What started as a social and economic abstract has today become a buzzword in development. The concept of “green development” was hitherto seen as a preserve of environmental lobbyists at the behest of global environmental bodies putting multinationals in check.
But green development has now become a mainstream concept not just in economic, but in overall human development as well. Any significant human activity now requires commensurate environment impact assessment to ascertain whether it has an optimal cost-benefit outcome.
Ultimately, development must be holistic with a win-win result for both man and the environment. This is an ambition that China has pursued in tandem with its constant push for economic development.
The publishing of a white paper titled, “China’s Green Development in the New Era,” aims at documenting China’s journey and credentials in this highly sensitive area. The paper has elaborated how the country has stayed firmly committed to green development, proactively participated in global climate governance and carried out wider international cooperation.
Most importantly, China wishes to share its best practices – ideas, actions, and achievements in green development so far – with the rest of the world. But what actually is China showcasing to the world? Green development entails the building of a green, circular, and low-carbon economy.
It is the use of green production methods in order to reduce pollution and carbon emissions in the manufacturing process. Green development entails the economical and intensive use of resources and cleaner production. Given China’s population of 1.4 billion, this is quite a feat.

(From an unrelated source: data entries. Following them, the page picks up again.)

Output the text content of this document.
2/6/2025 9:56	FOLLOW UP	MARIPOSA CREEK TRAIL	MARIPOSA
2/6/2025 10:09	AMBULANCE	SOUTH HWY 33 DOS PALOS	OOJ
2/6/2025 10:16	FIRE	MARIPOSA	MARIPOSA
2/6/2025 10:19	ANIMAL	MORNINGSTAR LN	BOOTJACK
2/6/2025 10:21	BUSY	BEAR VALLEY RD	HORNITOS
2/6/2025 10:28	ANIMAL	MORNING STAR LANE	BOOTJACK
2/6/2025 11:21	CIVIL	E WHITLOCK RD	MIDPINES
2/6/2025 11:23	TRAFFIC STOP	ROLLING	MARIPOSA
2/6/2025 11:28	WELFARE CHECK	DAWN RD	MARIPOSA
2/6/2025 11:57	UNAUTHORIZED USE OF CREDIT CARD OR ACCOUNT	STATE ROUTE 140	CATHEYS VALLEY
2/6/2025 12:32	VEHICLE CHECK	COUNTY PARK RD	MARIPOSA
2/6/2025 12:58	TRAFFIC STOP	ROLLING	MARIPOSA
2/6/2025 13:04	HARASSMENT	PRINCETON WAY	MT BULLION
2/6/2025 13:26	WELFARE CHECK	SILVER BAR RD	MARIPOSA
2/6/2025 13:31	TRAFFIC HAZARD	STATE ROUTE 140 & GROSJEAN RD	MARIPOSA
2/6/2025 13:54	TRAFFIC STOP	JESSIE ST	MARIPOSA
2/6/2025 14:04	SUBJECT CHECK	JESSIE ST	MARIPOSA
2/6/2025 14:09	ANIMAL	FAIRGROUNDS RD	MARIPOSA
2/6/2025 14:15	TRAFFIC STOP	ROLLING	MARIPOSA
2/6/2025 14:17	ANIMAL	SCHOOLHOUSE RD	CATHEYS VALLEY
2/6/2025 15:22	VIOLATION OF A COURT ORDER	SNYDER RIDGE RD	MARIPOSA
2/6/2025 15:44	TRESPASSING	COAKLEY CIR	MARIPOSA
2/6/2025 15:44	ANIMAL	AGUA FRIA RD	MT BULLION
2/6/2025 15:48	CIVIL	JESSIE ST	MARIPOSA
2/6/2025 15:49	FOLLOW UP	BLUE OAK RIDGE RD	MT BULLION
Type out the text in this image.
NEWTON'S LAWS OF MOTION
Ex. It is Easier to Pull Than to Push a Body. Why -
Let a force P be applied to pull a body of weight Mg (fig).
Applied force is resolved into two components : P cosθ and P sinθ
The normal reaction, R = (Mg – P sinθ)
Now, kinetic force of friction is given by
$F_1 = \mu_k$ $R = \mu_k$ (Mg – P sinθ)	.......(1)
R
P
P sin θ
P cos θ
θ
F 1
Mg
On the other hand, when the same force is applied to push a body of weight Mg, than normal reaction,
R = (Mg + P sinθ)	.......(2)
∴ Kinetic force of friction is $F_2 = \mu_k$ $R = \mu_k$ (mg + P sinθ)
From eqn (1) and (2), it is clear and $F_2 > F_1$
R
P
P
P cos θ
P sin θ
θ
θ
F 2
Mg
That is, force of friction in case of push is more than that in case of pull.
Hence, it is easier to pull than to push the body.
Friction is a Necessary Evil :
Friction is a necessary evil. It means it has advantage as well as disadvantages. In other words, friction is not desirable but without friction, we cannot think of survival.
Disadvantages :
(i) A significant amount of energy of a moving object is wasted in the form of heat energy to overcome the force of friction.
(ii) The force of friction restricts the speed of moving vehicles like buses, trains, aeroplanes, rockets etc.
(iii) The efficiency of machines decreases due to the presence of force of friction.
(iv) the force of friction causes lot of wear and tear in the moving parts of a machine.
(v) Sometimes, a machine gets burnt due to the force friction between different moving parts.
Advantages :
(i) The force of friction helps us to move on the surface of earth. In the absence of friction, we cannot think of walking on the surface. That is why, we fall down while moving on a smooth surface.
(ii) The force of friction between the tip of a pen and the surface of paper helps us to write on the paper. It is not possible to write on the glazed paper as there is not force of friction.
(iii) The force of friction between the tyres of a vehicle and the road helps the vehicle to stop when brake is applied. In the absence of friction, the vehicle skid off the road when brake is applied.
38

The country has managed to cater to the high demand for goods and services with a relatively low carbon footprint compared to the magnitude of the process.
Indeed, China is working on the perfect energy mix to mitigate emissions, while on the other hand meeting its rising energy demands. In its ambitious plans towards an energy revolution, in September 2020 the country pledged to peak its emissions before 2030 and become carbon
neutral before 2060, aligning itself with the 2030 Agenda on Sustainable Development and the Paris Agreement.
Experts observe that to achieve the foregoing twin goals, China requires a paradigm shift that involves scaling-up green industries, while gearing carbon-intensive industries towards net-zero. But this transition must be just and an all-inclusive process, both at the domestic and international levels.
In its white paper, China illustrates how it has steadily improved its industrial structure and energy mix.
A policy brief published by the United Nations titled, “Policy Dialogue on Green Development”, notes that the private sector has been critical in meeting China’s estimated investments for carbon neutrality. The capital requirements are estimated to range between RMB 120 trillion to 170 trillion, well beyond any government’s reach.
To finance its green technology push, the Chinese government plans to encourage enterprises and financial institutions to provide more support to innovative green technologies. The system will also be backed by tax incentives and new “green technology banks”. The government is also supporting research into “deep decarbonisation technologies” in a variety of industrial sectors, including steel, cement, thermal power and agriculture.
Similar to recommendations proposed in the UN policy brief, China has engaged four strategies to boost its green technologies, both at home and abroad. These include pushing both legal and regulatory frameworks and other institutional mechanisms to combat climate change. China is offering incentives to encourage more companies to take up the green technology space both for production and commercial purposes.
Through capacity-building and raising awareness among its citizens, the Chinese government is also involved in encouraging behavior change among its citizens to make them engage in low-carbon transition. Trust and education have also been ingrained in this change process. In addition to being a ready market for the increasing green technologies, the environmental payoffs for the shift are priceless.
Extensive pilot projects have been carried out at local level to explore methods and pathways to
realize the value of eco-environmental products. New models of ecofriendly industry such as urban modern agriculture, leisure agriculture, eco-environmental tourism, forest healthcare, boutique homestays, and pastoral leisure complexes have witnessed rapid development.
China’s green development white paper shows how innovation is helping in mainstreaming this new environmentally sensitive and sustainable culture. Already, the government is leveraging innovations in big data, biotech and artificial intelligence as an effective way of tackling challenges such as pollution, habitat loss and climate change.
China’s green industries continue to grow. The renewable energy industry is growing rapidly, and China leads the world in the manufacture of clean energy generation facilities for wind and photovoltaic power. China produces more than 70 percent of the global total of polysilicon, wafers, cells and modules. The quality and efficiency of the energy-saving and environmental protection industries have continued to improve.
China has developed a green technical equipment manufacturing system covering various sectors such as energy and water conservation, environmental protection, and renewable energy. The manufacturing and supply capacity of green technical equipment is increasing exponentially while the cost keeps dropping.